B. Performance and Execution Metrics

The lightweight test-generation process and tight co-simulation between the ISS and RTL core enable our approach to achieve a very high performance. In one hour it generated and co-simulated a total number of 226 million (M) instructions. These total instructions are separated into 12M illegal and 214M legal instructions. From the legal instructions 156M completed normally and 58M caused an exception (i.e. trap). For illustration, Fig. 6 shows how the legal instructions are distributed. It can be observed that they are mostly uniformly distributed, ranging from 6.0M for ADDI and 3.6M for MRET (please note, the y-axis scale starts at 3.0M). The distribution difference are due to the randomness of the generation process and the inclusion of special instruction sequences. For example loading a RISC-V register with an arbitrary number requires two instructions, an ADDI and a LUI which is also reflected in Fig. 6. On average 63k (K = thousand) instructions and 229k (RTL core) cycles are processed per second. This high performance enables a very efficient testing process.

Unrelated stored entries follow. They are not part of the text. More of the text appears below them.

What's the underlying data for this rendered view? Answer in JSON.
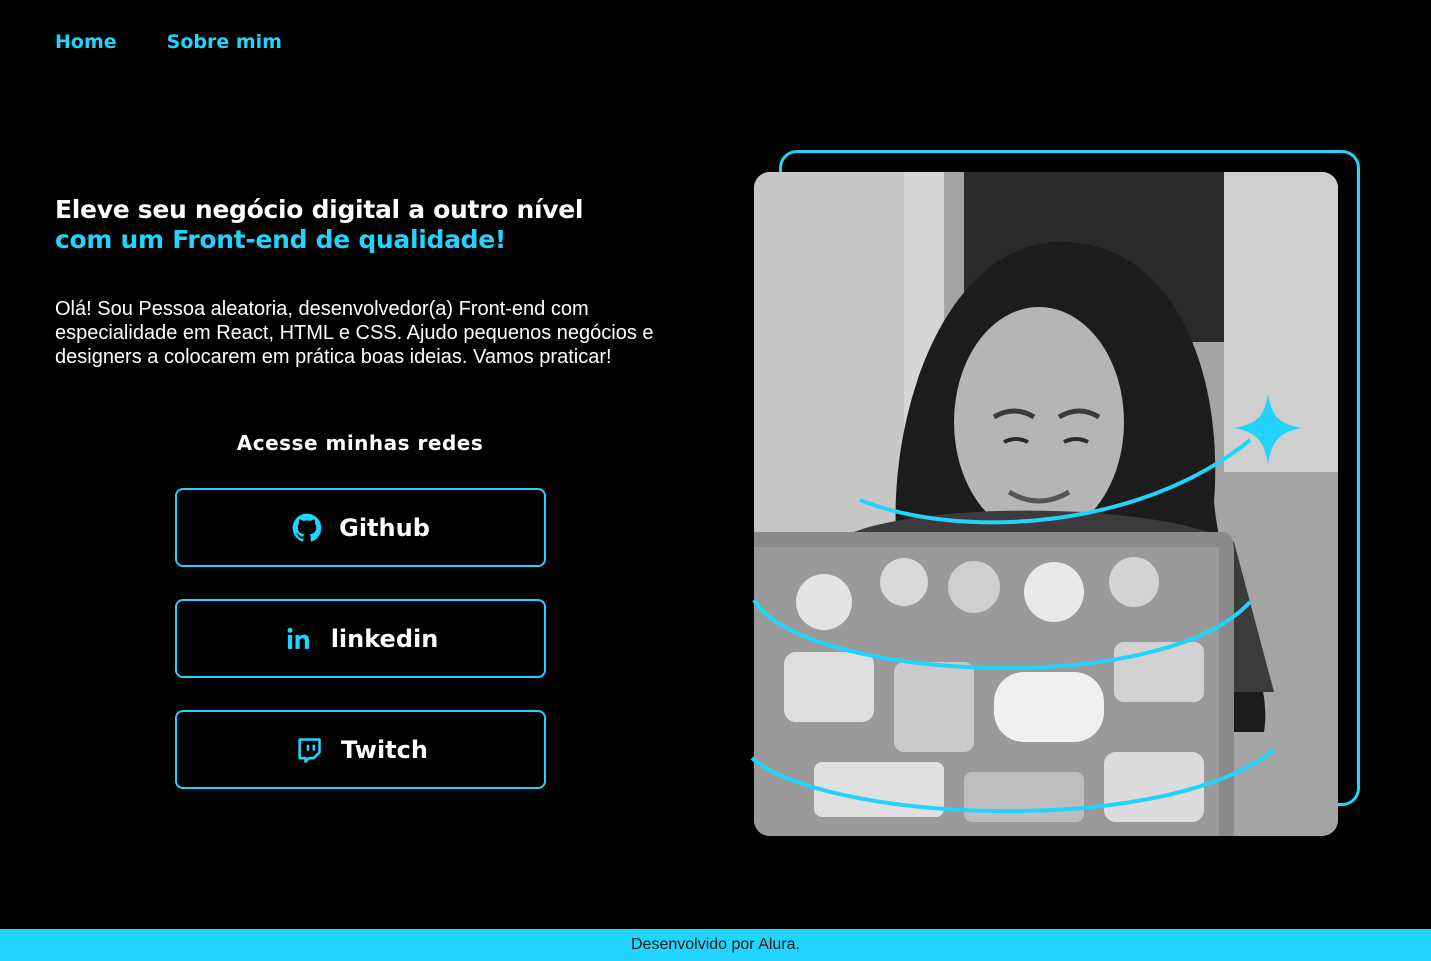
{
  "nav": {
    "items": [
      {
        "label": "Home"
      },
      {
        "label": "Sobre mim"
      }
    ]
  },
  "hero": {
    "headline_line1": "Eleve seu negócio digital a outro nível",
    "headline_line2": "com um Front-end de qualidade!",
    "intro": "Olá! Sou Pessoa aleatoria, desenvolvedor(a) Front-end com especialidade em React, HTML e CSS. Ajudo pequenos negócios e designers a colocarem em prática boas ideias. Vamos praticar!"
  },
  "social": {
    "title": "Acesse minhas redes",
    "buttons": [
      {
        "label": "Github",
        "icon": "github-icon"
      },
      {
        "label": "linkedin",
        "icon": "linkedin-icon"
      },
      {
        "label": "Twitch",
        "icon": "twitch-icon"
      }
    ]
  },
  "footer": {
    "text": "Desenvolvido por Alura."
  },
  "colors": {
    "accent": "#22d4fd",
    "background": "#000000",
    "text": "#ffffff"
  }
}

Looking more closely at the instructions we observed between 11M to 22M accesses per register with an average of 12M. Due to the special semantic of the hardwired x0 register in RISC-V, we used generation rules that favor the x0 register (thus it is accessed more often compared to other registers). We observed between 1 (because register x0 is hardwired to zero) and 870k different values per register with an average of 747K. On the immediate fields we observed 5M to 51M accesses with an average of 22M. The amount of observed values in the immediate fields varies largely from 32 to 1M due to the different value ranges of the immediate fields. In total we observed 99.6% of the possible immediate values (across all instructions in combination). Thus, beside the high performance, our approach also enables a broad coverage. In combination with support for unrestricted instruction sequences (to cover highly irregular control flows) our approach is very suitable for extensive stress testing.

Finally, please note that our on-the-fly instruction stream generation approach is very generic and thus not limited to the specific RISC-V ISA configuration. We expect that only minimal extensions are necessary to provide efficient support for additional RISC-V ISA extensions (covering the privileged as well as unprivileged ISA).

VI. Conclusion and Future Work

We proposed an efficient cross-level testing approach for processor verification targeting the RISC-V ISA. It works by generating and feeding an endless instruction stream into the RTL core under test and a reference ISS in a tightly coupled
co-simulation setting. The instruction stream evolves on-the-fly during simulation and thus avoids restrictions on the generated instructions. Our approach has been very effective in finding several serious bugs in the pipelined industrial RISC-V TGF series core and worked very efficiently with more than 200 million processed instructions per hour. For future work we plan to:

- Investigate parallelized test sessions (using different random seeds) and utilizing FPGAs to further boost the testing process.
- Consider testing the interrupt interface of the RTL core which is quite challenging as it needs to be synchronized with the instruction stream co-simulation (to avoid spurious mismatches between ISS and RTL core).
- Extend and evaluate our approach on additional RISC-V ISA extensions. As already mentioned, we believe that our approach is very well prepared for this task due to the generic on-the-fly instruction stream generation.
- Investigate new coverage metrics that also consider RTL specific coverage and develop execution feedback mechanisms to further guide the test generation process.

REFERENCES

[22] ——, The RISC-V Instruction Set Manual; Volume II: Privileged Architecture, SiFive Inc. and CS Division, EECS Department, University of California, Berkeley, 2019.